There is a group of articles by Corrections staff which address the practical application of MI and provide case studies of the use of MI techniques by programme facilitators, case managers, probation officers, corrections officers and psychologists.
Paul Whitehead’s paper outlines the theory behind therapeutic communities used in the STUs; the prison becomes part of the programme in such communities, and the paper demonstrates how powerful MI can become when used by both custodial and therapy staff.
Lauren Ball gives an effective example of partnership where we have worked with Child, Youth and Family to provide a short motivational programme for young offenders. An article from our colleagues in Health demonstrates the use of MI techniques with physical and mental health patients.
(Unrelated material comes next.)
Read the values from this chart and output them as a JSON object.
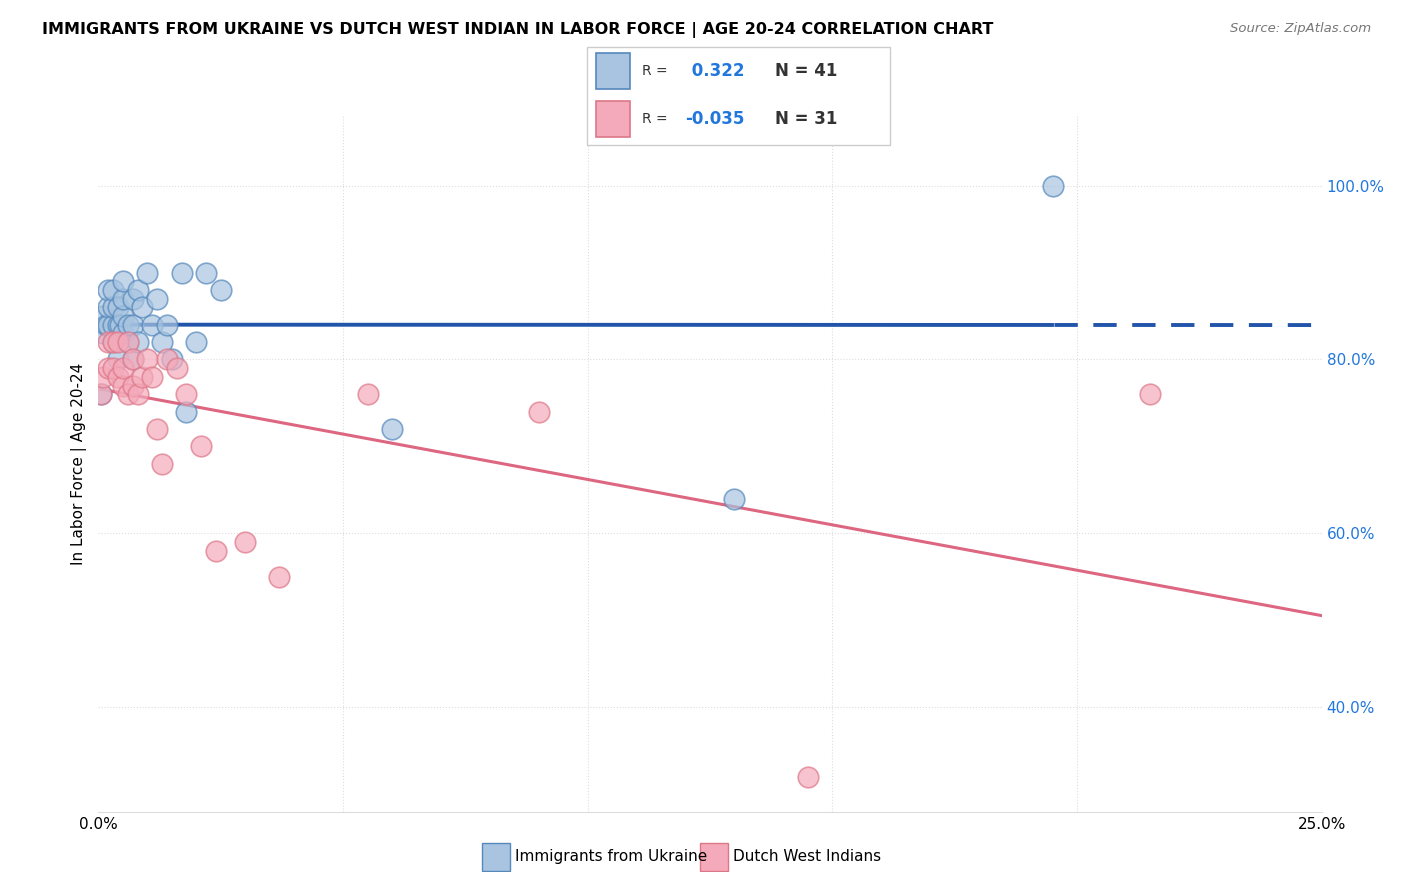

Finally, there is a review of the book by the founders of MI, Miller and Rollnick. Overall, this issue provides a comprehensive and well-rounded look at the use of MI techniques in Corrections in NZ. By bringing all these aspects of our work together it becomes easy to see what exciting progress we have made in training staff to use such techniques consistently across the Department. Although there are still gains to be made, it is clear the Department and its staff are committed to providing the best possible interventions to offenders to help them become pro-social members of our society.